Sep 7, 2017

Tantalizing promise of GPU for analytics workload

For the last few years the trend in analytics systems has been to implement traditional MPP-style architecture as an open source, usually JVM-based product. Impala was the only exception. Surprisingly, its C++/LLVM foundation did not make it the leader of the "SQL on Hadoop" space which is probably a testament to modern Java performance. 

More recently, everyone began converging on the triad of columnar storage (off-heap when in-memory), vectorized operators, and operator byte code generation. Parquet / Arrow-style columnar format helps with compression and reducing disk-to-memory data transfer volume. Vectorization can take advantage of SIMD (e.g. see Lecture #21 - Vectorized Execution) or at the very least alleviate CPU cache line thrashing. 

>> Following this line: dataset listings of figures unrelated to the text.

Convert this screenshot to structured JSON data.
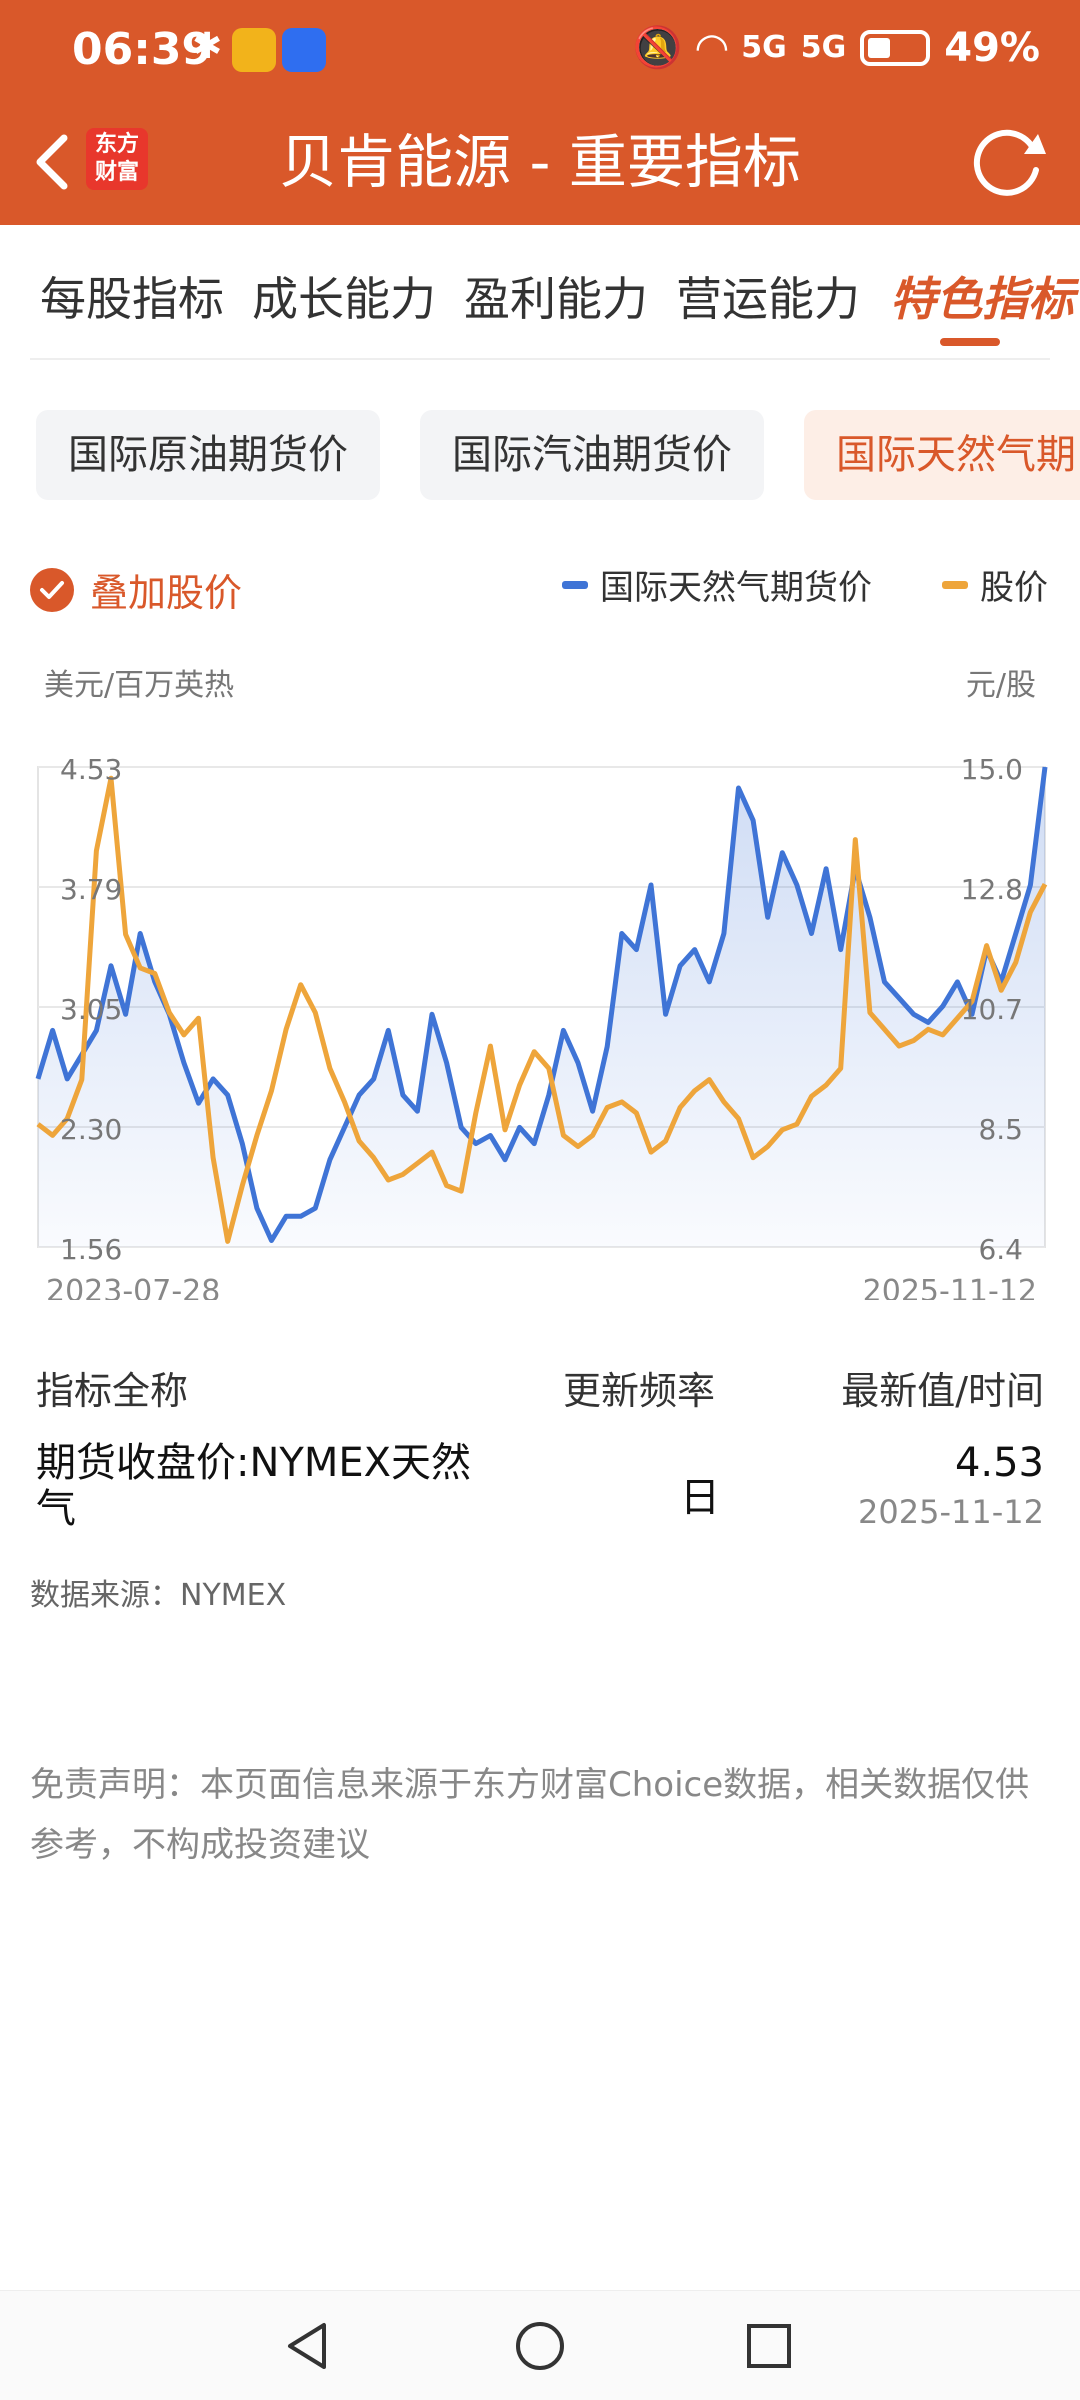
{
  "status": {
    "time": "06:39",
    "battery": "49%",
    "net1": "5G",
    "net2": "5G"
  },
  "header": {
    "title": "贝肯能源 - 重要指标",
    "logo_line1": "东方",
    "logo_line2": "财富"
  },
  "tabs": [
    "每股指标",
    "成长能力",
    "盈利能力",
    "营运能力",
    "特色指标"
  ],
  "chips": [
    "国际原油期货价",
    "国际汽油期货价",
    "国际天然气期"
  ],
  "overlay": {
    "label": "叠加股价",
    "checked": true
  },
  "legend": {
    "series1": "国际天然气期货价",
    "series2": "股价"
  },
  "colors": {
    "brand": "#d9582a",
    "series1": "#3f74d6",
    "series2": "#eea53b"
  },
  "chart_data": {
    "type": "line",
    "left_unit": "美元/百万英热",
    "right_unit": "元/股",
    "left_ticks": [
      "4.53",
      "3.79",
      "3.05",
      "2.30",
      "1.56"
    ],
    "right_ticks": [
      "15.0",
      "12.8",
      "10.7",
      "8.5",
      "6.4"
    ],
    "x_labels": [
      "2023-07-28",
      "2025-11-12"
    ],
    "left_range": [
      1.56,
      4.53
    ],
    "right_range": [
      6.4,
      15.0
    ],
    "series": [
      {
        "name": "国际天然气期货价",
        "axis": "left",
        "values": [
          2.6,
          2.9,
          2.6,
          2.75,
          2.9,
          3.3,
          3.0,
          3.5,
          3.2,
          3.0,
          2.7,
          2.45,
          2.6,
          2.5,
          2.2,
          1.8,
          1.6,
          1.75,
          1.75,
          1.8,
          2.1,
          2.3,
          2.5,
          2.6,
          2.9,
          2.5,
          2.4,
          3.0,
          2.7,
          2.3,
          2.2,
          2.25,
          2.1,
          2.3,
          2.2,
          2.5,
          2.9,
          2.7,
          2.4,
          2.8,
          3.5,
          3.4,
          3.8,
          3.0,
          3.3,
          3.4,
          3.2,
          3.5,
          4.4,
          4.2,
          3.6,
          4.0,
          3.8,
          3.5,
          3.9,
          3.4,
          3.9,
          3.6,
          3.2,
          3.1,
          3.0,
          2.95,
          3.05,
          3.2,
          3.0,
          3.4,
          3.2,
          3.5,
          3.8,
          4.53
        ]
      },
      {
        "name": "股价",
        "axis": "right",
        "values": [
          8.6,
          8.4,
          8.7,
          9.4,
          13.5,
          14.8,
          12.0,
          11.4,
          11.3,
          10.6,
          10.2,
          10.5,
          8.0,
          6.5,
          7.5,
          8.4,
          9.2,
          10.3,
          11.1,
          10.6,
          9.6,
          9.0,
          8.3,
          8.0,
          7.6,
          7.7,
          7.9,
          8.1,
          7.5,
          7.4,
          8.8,
          10.0,
          8.5,
          9.3,
          9.9,
          9.6,
          8.4,
          8.2,
          8.4,
          8.9,
          9.0,
          8.8,
          8.1,
          8.3,
          8.9,
          9.2,
          9.4,
          9.0,
          8.7,
          8.0,
          8.2,
          8.5,
          8.6,
          9.1,
          9.3,
          9.6,
          13.7,
          10.6,
          10.3,
          10.0,
          10.1,
          10.3,
          10.2,
          10.5,
          10.8,
          11.8,
          11.0,
          11.5,
          12.4,
          12.9
        ]
      }
    ],
    "grid": true
  },
  "table": {
    "col1": "指标全称",
    "col2": "更新频率",
    "col3": "最新值/时间",
    "row": {
      "name": "期货收盘价:NYMEX天然气",
      "freq": "日",
      "value": "4.53",
      "date": "2025-11-12"
    }
  },
  "source": "数据来源：NYMEX",
  "disclaimer": "免责声明：本页面信息来源于东方财富Choice数据，相关数据仅供参考，不构成投资建议"
}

By v2.0, Spark had covered most of the ground. It's interesting to note that even though cached dataframes are stored in  a compressed columnar format, physical operators are still not vectorized and so process a row at a time (e.g. see a rare glimpse of the internal machinery in the design doc attached to SPARK-14098 "Generate Java code to build CachedColumnarBatch"). 

Judging from SPARK-15687 "Columnar execution engine", the need for vectorized operators vis-a-vis whole stage code generation seems to be a topic to seariously debate this year. Nevertheless it would still be a well understood approach other features such as SPARK-19489 "Stable serialization format" could benefit from.

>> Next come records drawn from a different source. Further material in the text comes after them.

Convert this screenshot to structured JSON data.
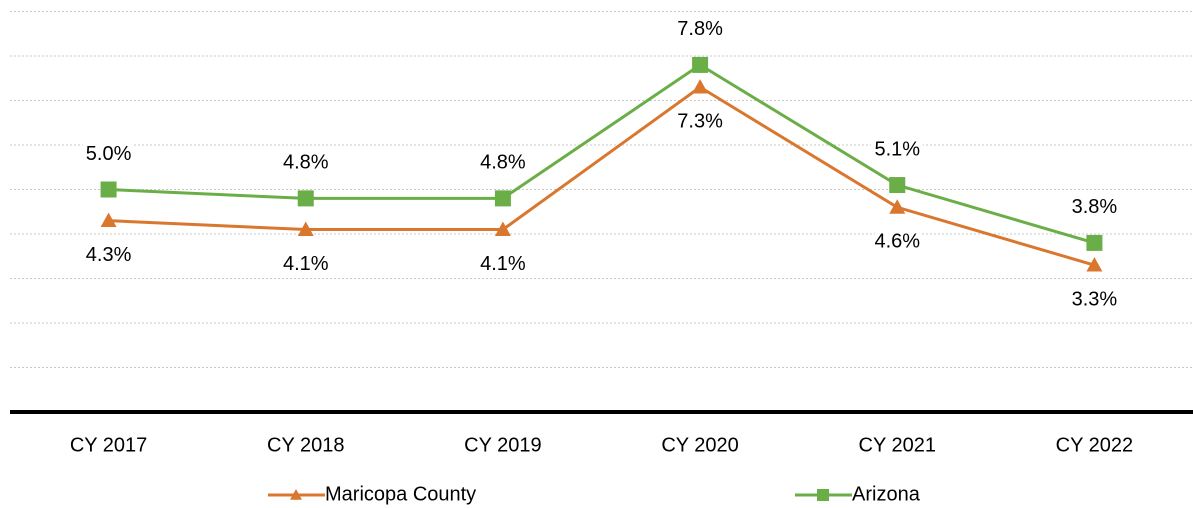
{
  "chart_data": {
    "type": "line",
    "categories": [
      "CY 2017",
      "CY 2018",
      "CY 2019",
      "CY 2020",
      "CY 2021",
      "CY 2022"
    ],
    "series": [
      {
        "name": "Maricopa County",
        "color": "#D9772F",
        "marker": "triangle",
        "label_position": "below",
        "values": [
          4.3,
          4.1,
          4.1,
          7.3,
          4.6,
          3.3
        ],
        "value_labels": [
          "4.3%",
          "4.1%",
          "4.1%",
          "7.3%",
          "4.6%",
          "3.3%"
        ]
      },
      {
        "name": "Arizona",
        "color": "#6AAE47",
        "marker": "square",
        "label_position": "above",
        "values": [
          5.0,
          4.8,
          4.8,
          7.8,
          5.1,
          3.8
        ],
        "value_labels": [
          "5.0%",
          "4.8%",
          "4.8%",
          "7.8%",
          "5.1%",
          "3.8%"
        ]
      }
    ],
    "ylim": [
      0,
      9
    ],
    "yticks": [
      0,
      1,
      2,
      3,
      4,
      5,
      6,
      7,
      8,
      9
    ],
    "grid": true,
    "legend": "bottom"
  }
}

What is easy to miss behind all this progress is that the GPU revolution ignited by DL/ML quietly arrived to the analytics world too. My high-level understanding of the GPU is essentially "very fast operations on columnar data once you copy it from main memory to the GPU". Which almost looks like very advanced SIMD with high latency. So my initial expectation was that analytics queries would not be much faster because of the sheer data volume required by an average query.

I was clearly wrong. My favorite source of query engine benchmarking statistics shows that MapD and Brytlyt score very high. Both were designed from ground up for the GPU. One challenge with GPU-related technology is that it's way too low-level in comparison with any JVM-based development. 

So most people will probably end up just learning the big picture. For a reasonable overview of GPU usage in the OLAP context, I would recommend the Red Fox research project and their "Red Fox: An Execution Environment for Relational Query Processing on GPUs" paper in particular.

To the best of my knowledge, this topic is of limited interest for Spark project currently. At least partially because it would take columnar data formats and vectorized operators to align Spark internals with GPU coding idioms and data layouts. It probably makes sense to keep an eye SPARK-12620 "Proposal of GPU exploitation for Spark" and whatever else its author does even if that prototype did not succeed.